Milan Fashion Week Needs Better Technology Integration

By Monica Gleberman February 23, 2012

Fashion today has become a global industry with many designers relying solely on their fashion show performances and world of mouth to get their designs in major department stores. As users begin posting more rapidly to social networking sites, designers can get instant feedback on their designs and use followers as a database for invites, comments, and to improve popularity. However, experts say that Milan, which boasts one of the largest fashion bases in the world, is behind in the area of fashion technology.

“Milan is always really ahead of everyone in fashion but behind everyone in technology,” said Fashion blogger Olga Rink after attending a Guccis show during Milan Fashion Week.

Milian is considered Italy’s fashion capital. Most of the older Italian couturiers are in Rome. However, Milan and Florence have become the cities to see the most important up-and-coming fashion statements for the year. The problem Milan faces is the lack of technology integration.

For example, popular cities such as New York and London have integrated with social networking sites, smartphones, and tablets to create a fully integrated user-friendly show.

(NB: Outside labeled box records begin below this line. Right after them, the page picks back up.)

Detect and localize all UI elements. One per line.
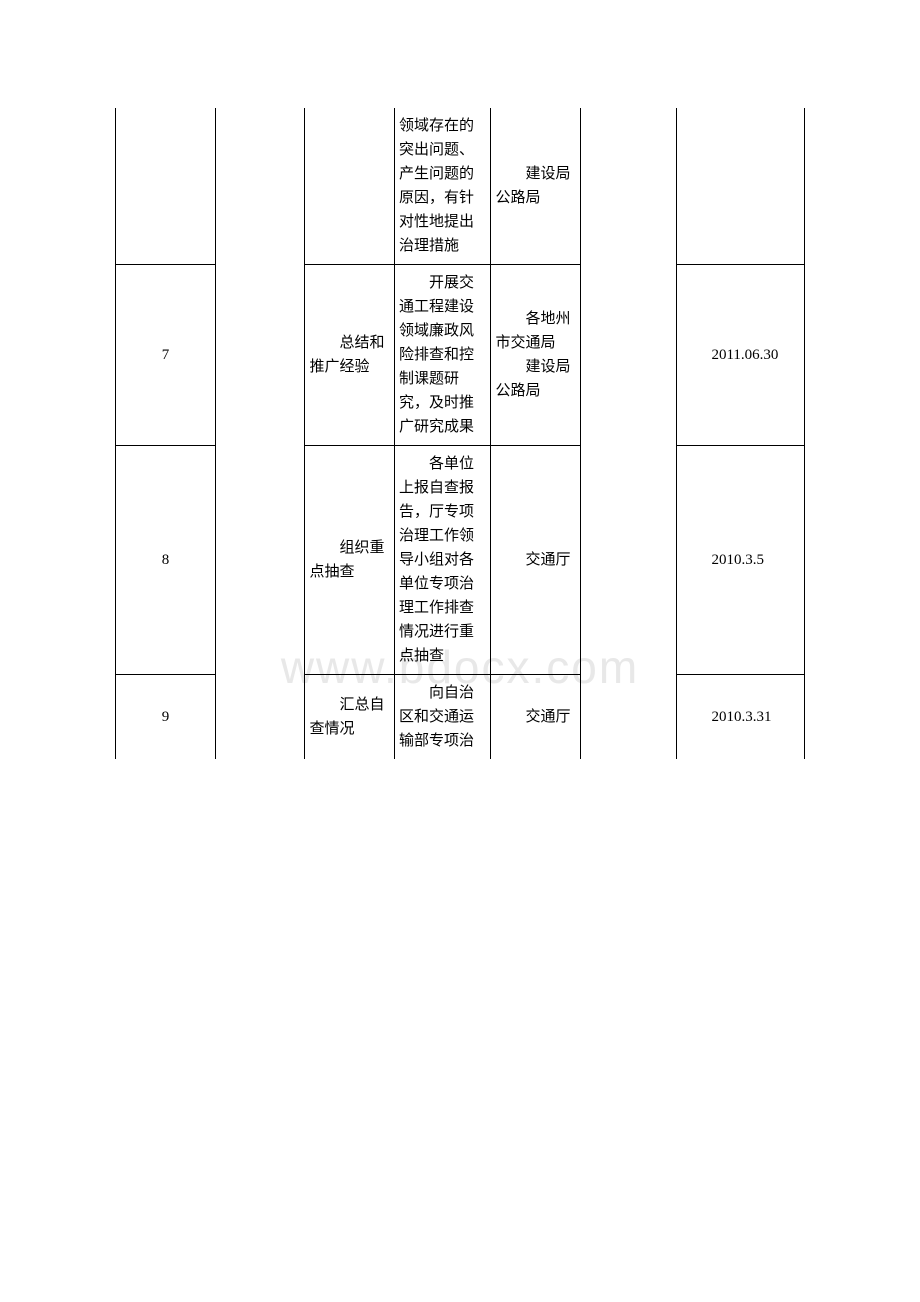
cell-date-2: 2010.3.5: [677, 446, 805, 675]
table-row: 9 汇总自查情况 向自治区和交通运输部专项治 交通厅 2010.3.31: [116, 675, 805, 760]
cell-num-0: [116, 108, 216, 265]
cell-task-2: 组织重点抽查: [305, 446, 395, 675]
cell-unit-3: 交通厅: [491, 675, 581, 760]
cell-unit-0: 建设局 公路局: [491, 108, 581, 265]
cell-num-1: 7: [116, 265, 216, 446]
cell-content-0: 领域存在的突出问题、产生问题的原因，有针对性地提出治理措施: [395, 108, 491, 265]
cell-date-3: 2010.3.31: [677, 675, 805, 760]
cell-num-3: 9: [116, 675, 216, 760]
table-row: 8 组织重点抽查 各单位上报自查报告，厅专项治理工作领导小组对各单位专项治理工作…: [116, 446, 805, 675]
cell-content-3: 向自治区和交通运输部专项治: [395, 675, 491, 760]
cell-date-1: 2011.06.30: [677, 265, 805, 446]
document-page: 领域存在的突出问题、产生问题的原因，有针对性地提出治理措施 建设局 公路局 7 …: [0, 0, 920, 859]
cell-content-1: 开展交通工程建设领域廉政风险排查和控制课题研究，及时推广研究成果: [395, 265, 491, 446]
cell-stage-2: [215, 446, 305, 675]
cell-unit-2: 交通厅: [491, 446, 581, 675]
cell-task-1: 总结和推广经验: [305, 265, 395, 446]
cell-num-2: 8: [116, 446, 216, 675]
cell-stage-3: [215, 675, 305, 760]
cell-task-0: [305, 108, 395, 265]
cell-lead-0: [581, 108, 677, 265]
cell-lead-2: [581, 446, 677, 675]
cell-stage-0: [215, 108, 305, 265]
table-row: 7 总结和推广经验 开展交通工程建设领域廉政风险排查和控制课题研究，及时推广研究…: [116, 265, 805, 446]
schedule-table: 领域存在的突出问题、产生问题的原因，有针对性地提出治理措施 建设局 公路局 7 …: [115, 108, 805, 759]
cell-unit-1: 各地州市交通局 建设局 公路局: [491, 265, 581, 446]
cell-date-0: [677, 108, 805, 265]
cell-lead-1: [581, 265, 677, 446]
table-row: 领域存在的突出问题、产生问题的原因，有针对性地提出治理措施 建设局 公路局: [116, 108, 805, 265]
cell-task-3: 汇总自查情况: [305, 675, 395, 760]
cell-content-2: 各单位上报自查报告，厅专项治理工作领导小组对各单位专项治理工作排查情况进行重点抽…: [395, 446, 491, 675]
cell-stage-1: [215, 265, 305, 446]
cell-lead-3: [581, 675, 677, 760]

Users can download apps that allow them to register for events, post comments with other fans about the fashion, and see a list of all the upcoming shows or venue changes. These technological advances help users and attendees plan their events and feel like they aren’t missing a single show.

However, Milan hasn’t yet formed the same collaboration with technology. “I’m sure they will catch up eventually, but this isn’t New York. Milan is slow, graceful. People here take their time,” said Rink.

Another issue is invitations. For New York Fashion week, press and other attendees can register online. Once approved, they will receive email invitations of shows designers would like them to attend. If any invitations are available for purchase all of those can also be done online. However, things again are not the same in Milan.

Jennifer Jann, Director of Global marketing at the New York-based firm, said in Europe, people prefer things the old fashion way. “In Italy, they all prefer paper invitations,” said Jann.

Salvo Testa, a Professor in Fashion Management at Milan’s Bocconi University, disagrees with both Rink and Jann saying Milan is catching up. “They may have been slow to realize it, but social networks and blogs are not the biggest area of investment. Videos are being increasingly used to create a strong emotional link with the brand in a more viral and cheaper way than standard advertising. The revolution has made it to the heart of the industry, brands now see the Internet as a powerful way to reach millions and build a loyal ‘one-to-one’ following,” said Testa.